Pared con pared del dormitorio, se encontraba la cuadra donde dormían las mulas que calentaban la casa y que, a veces, relinchaban en el silencio de la noche.
Aguabenditeras. Foto: José Antonio Alonso.
Al fondo del portal estaba la cocina con su escaño, su armario y sus vasares de bordadas puntillas. Todo era penumbra, durante el día, en aquella estancia a pesar de que, de vez en cuando, se encalaban las paredes, porque el humo se encargaba de oscurecer de nuevo la frágil claridad. El fuego se situaba al fondo, sobre una pequeña zona elevada. Durante el día la luz penetraba por la alta chimenea, acampanada y negra de hollín, que se iba estrechando a medida que se ganaba altura. De una barra de hierro colgaban los allares, forjados en la fragua, con sus ganchos para el caldero.
A ras del suelo, se situaba una pequeña mesa donde se ponía la cazuela en la que comíamos, sentados a su alrededor en los pequeños asientos; y arrimados a la pared, la cantarera, una artesa y el coción de blanquear la ropa. Adosados a la cocina estaban la despensa y el horno para cocer el pan.

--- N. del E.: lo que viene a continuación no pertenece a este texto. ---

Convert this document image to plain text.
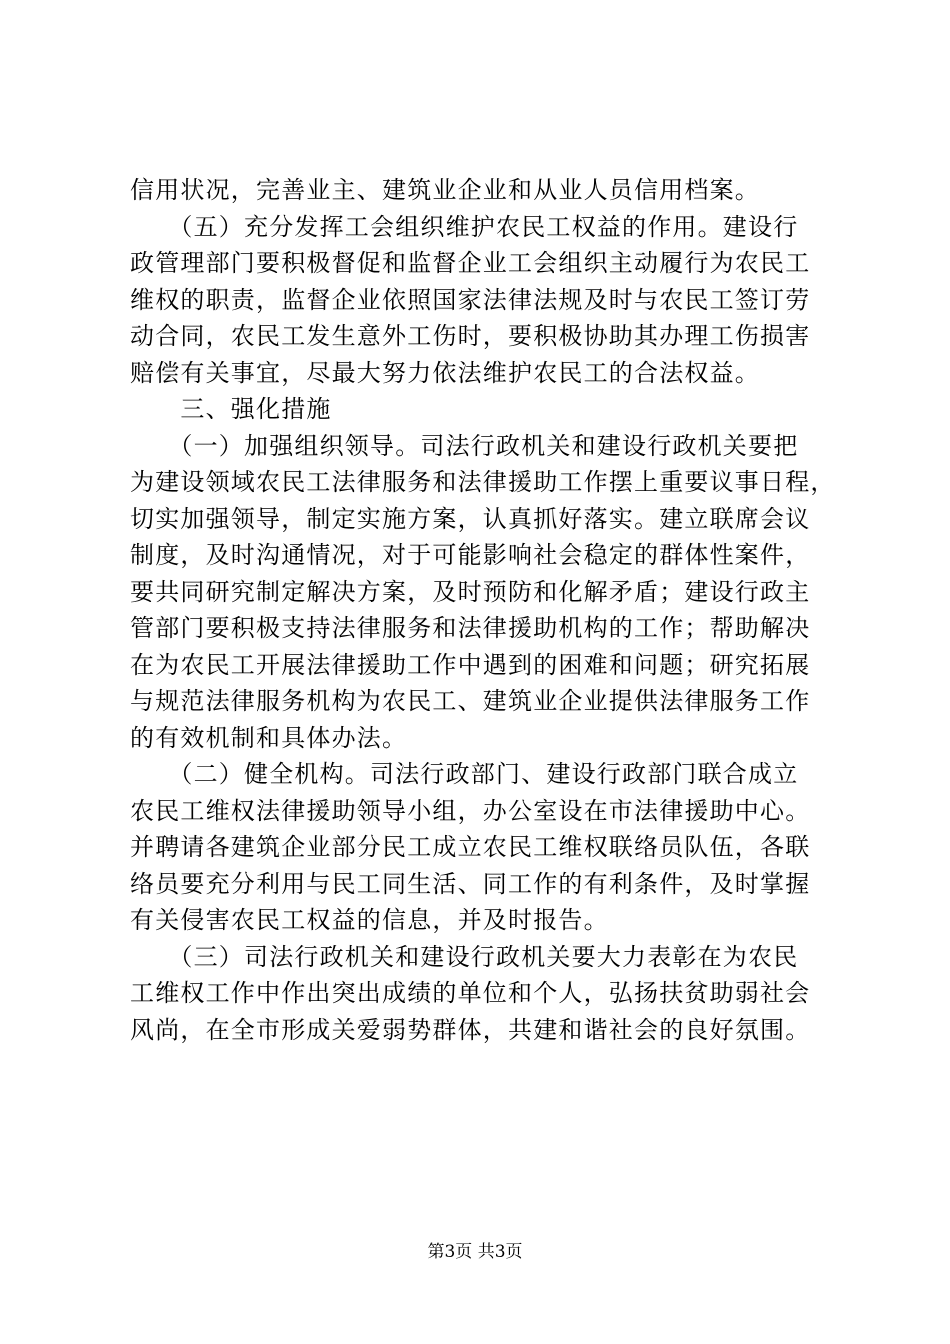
信用状况，完善业主、建筑业企业和从业人员信用档案。
　　（五）充分发挥工会组织维护农民工权益的作用。建设行
政管理部门要积极督促和监督企业工会组织主动履行为农民工
维权的职责，监督企业依照国家法律法规及时与农民工签订劳
动合同，农民工发生意外工伤时，要积极协助其办理工伤损害
赔偿有关事宜，尽最大努力依法维护农民工的合法权益。
　　三、强化措施
　　（一）加强组织领导。司法行政机关和建设行政机关要把
为建设领域农民工法律服务和法律援助工作摆上重要议事日程，
切实加强领导，制定实施方案，认真抓好落实。建立联席会议
制度，及时沟通情况，对于可能影响社会稳定的群体性案件，
要共同研究制定解决方案，及时预防和化解矛盾；建设行政主
管部门要积极支持法律服务和法律援助机构的工作；帮助解决
在为农民工开展法律援助工作中遇到的困难和问题；研究拓展
与规范法律服务机构为农民工、建筑业企业提供法律服务工作
的有效机制和具体办法。
　　（二）健全机构。司法行政部门、建设行政部门联合成立
农民工维权法律援助领导小组，办公室设在市法律援助中心。
并聘请各建筑企业部分民工成立农民工维权联络员队伍，各联
络员要充分利用与民工同生活、同工作的有利条件，及时掌握
有关侵害农民工权益的信息，并及时报告。
　　（三）司法行政机关和建设行政机关要大力表彰在为农民
工维权工作中作出突出成绩的单位和个人，弘扬扶贫助弱社会
风尚，在全市形成关爱弱势群体，共建和谐社会的良好氛围。
第3页 共3页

Del portalón salía una escalera de madera para acceder a la planta de arriba, donde había un par de alcobas más, las atrojes donde guardar el grano y un pajar con su ventano o piquera para cargar la paja desde la calle. El resto de la planta estaba destinado a almacén y a trastero. Allí jugábamos de pequeños al escondite, en los días de invierno, mientras la lluvia golpeaba, rítmicamente, el tejado de pizarra y el pequeño cristal del ventanuco.